School Counseling

Program Mission, Objectives, and Dispositions

Program Mission

The mission of the school counseling program is to prepare professional school counselors to be systemic change agents and leaders in educational reform. Steeped in the Jesuit tradition, the Loyola school counseling program, its faculty, and its curricular experiences inspire and transform candidates to learn, lead, serve, and advocate for children and youth in a diverse, global society. Within this context, the education of the whole person is paramount; the standards-based curriculum is rigorous; faculty expectations are high; commitment to the community and social justice is valued. Candidates are challenged to understand the ethical dimensions of personal and professional life and to examine their own values, attitudes, and beliefs as they prepare to create, implement, and evaluate data driven, comprehensive developmental school counseling programs aligned with national standards, state guidelines, and district curricula.

Program Objectives

Successful completion of the M.Ed. or M.A. in school counseling enables candidates to:

  1. Assume the professional dispositions and identity of a school counselor as described by CACREP, American Counseling Association and American School Counseling Association.
  2. Demonstrate ethical decision-making and cultural sensitivity when constructing interventions and delivering direct and indirect services in schools.
  3. Apply the foundational knowledge and skills related to multicultural counseling.
  4. Conceptualize student needs within a human development framework that considers cultural and ethnic differences.
  5. Apply the theoretical and empirical knowledge to construct college and career development initiatives in P-12 schools.
  6. Demonstrate skills necessary to effectively conduct consultation, individual counseling and small group counseling.
  7. Identify the facilitative factors that strengthen the counseling relationship.
  8. Apply informal/formal assessments to identify student needs, focus interventions, and evaluate interventions within a school setting.
  9. Evaluate research-based interventions.
  10. Explain how to lead and evaluate components of an evidence-based comprehensive school counseling program.
  11. Develop and deliver a responsive, developmentally appropriate, and culturally sensitive school counseling curriculum to all students that includes culturally responsive classroom management strategies and lesson plan writing.
  12. Explain how to lead and advocate on behalf of the profession, all students, and especially underrepresented student populations.

Program Dispositions

The School Counseling program dispositions are aligned with Loyola's School of Education Conceptual Framework and speak to the professional dispositions expected of professional school counselors.

School of Education (SoE)
Conceptual Framework

School Counseling Program
Dispositions

 COMPETENCE
 1. Possesses broad knowledge  1. Possess broad knowledge of CACREP 8 core content areas.
 2. Creates productive learning environments  2. Utilizes counseling skills to create effective relationships
with students, faculty, administrators, and parents/guardians.
 3. Reflects on practice  3a. Reflects on practice and demonstrates awareness and understanding
of self-beliefs, values, needs, and limitations.
3b. Demonstrates engagement in the learning and development of
counseling skills and practice.
 4. Displays leadership 4a. Displays leadership.
4b.

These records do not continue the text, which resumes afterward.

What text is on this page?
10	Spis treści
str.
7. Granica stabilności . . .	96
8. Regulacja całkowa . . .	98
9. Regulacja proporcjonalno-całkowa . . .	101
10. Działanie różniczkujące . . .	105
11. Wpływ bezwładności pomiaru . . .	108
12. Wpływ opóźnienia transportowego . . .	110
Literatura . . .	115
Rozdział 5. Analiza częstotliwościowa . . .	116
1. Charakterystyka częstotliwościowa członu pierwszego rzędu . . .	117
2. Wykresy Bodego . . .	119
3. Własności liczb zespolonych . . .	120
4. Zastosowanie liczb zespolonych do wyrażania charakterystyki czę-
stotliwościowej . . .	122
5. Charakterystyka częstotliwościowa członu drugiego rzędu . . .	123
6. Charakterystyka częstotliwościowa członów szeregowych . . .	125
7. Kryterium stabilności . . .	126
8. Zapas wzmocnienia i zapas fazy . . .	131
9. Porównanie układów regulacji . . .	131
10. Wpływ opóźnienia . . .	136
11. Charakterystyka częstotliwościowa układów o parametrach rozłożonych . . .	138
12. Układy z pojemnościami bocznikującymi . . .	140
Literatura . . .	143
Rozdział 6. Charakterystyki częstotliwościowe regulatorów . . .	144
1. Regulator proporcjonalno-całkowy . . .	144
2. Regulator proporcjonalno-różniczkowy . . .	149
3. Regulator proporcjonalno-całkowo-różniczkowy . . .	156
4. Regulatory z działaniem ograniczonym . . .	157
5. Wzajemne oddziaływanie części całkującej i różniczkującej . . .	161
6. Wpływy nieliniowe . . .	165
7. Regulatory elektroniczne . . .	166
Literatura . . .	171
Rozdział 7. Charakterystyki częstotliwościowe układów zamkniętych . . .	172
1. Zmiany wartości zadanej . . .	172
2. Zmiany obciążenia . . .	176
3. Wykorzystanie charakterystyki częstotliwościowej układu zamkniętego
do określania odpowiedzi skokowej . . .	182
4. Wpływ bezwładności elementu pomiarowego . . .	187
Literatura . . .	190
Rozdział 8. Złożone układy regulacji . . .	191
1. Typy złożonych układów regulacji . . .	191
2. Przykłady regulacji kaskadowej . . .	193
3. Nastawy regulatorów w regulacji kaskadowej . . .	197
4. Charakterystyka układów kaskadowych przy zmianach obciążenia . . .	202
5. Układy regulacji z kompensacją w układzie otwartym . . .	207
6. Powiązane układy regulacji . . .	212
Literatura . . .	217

Displays openness to feedback.
4c. Displays emotional stability and self-control.
4d. Displays flexibility, adaptability, and tolerance for ambiguity.
4e. Displays congruence and genuineness .
5. Forms community relationships 5. Forms working relationships with multiple stakeholders in the 
school community that align with professional boundaries of
competence and practice.
 CONSCIENCE
 1. Behaves ethically 1. Aligns practice to counseling code of ethics.
 2. Is committed to social justice

2a. Articulates commitment to social justice.
2b. Demonstrates advocacy actions aligned to social justice.

COMPASSION
 1. Exemplifies cura personalis  1. Utilizes empathy and perspective taking to guide counseling
interventions that promote student/client well-being.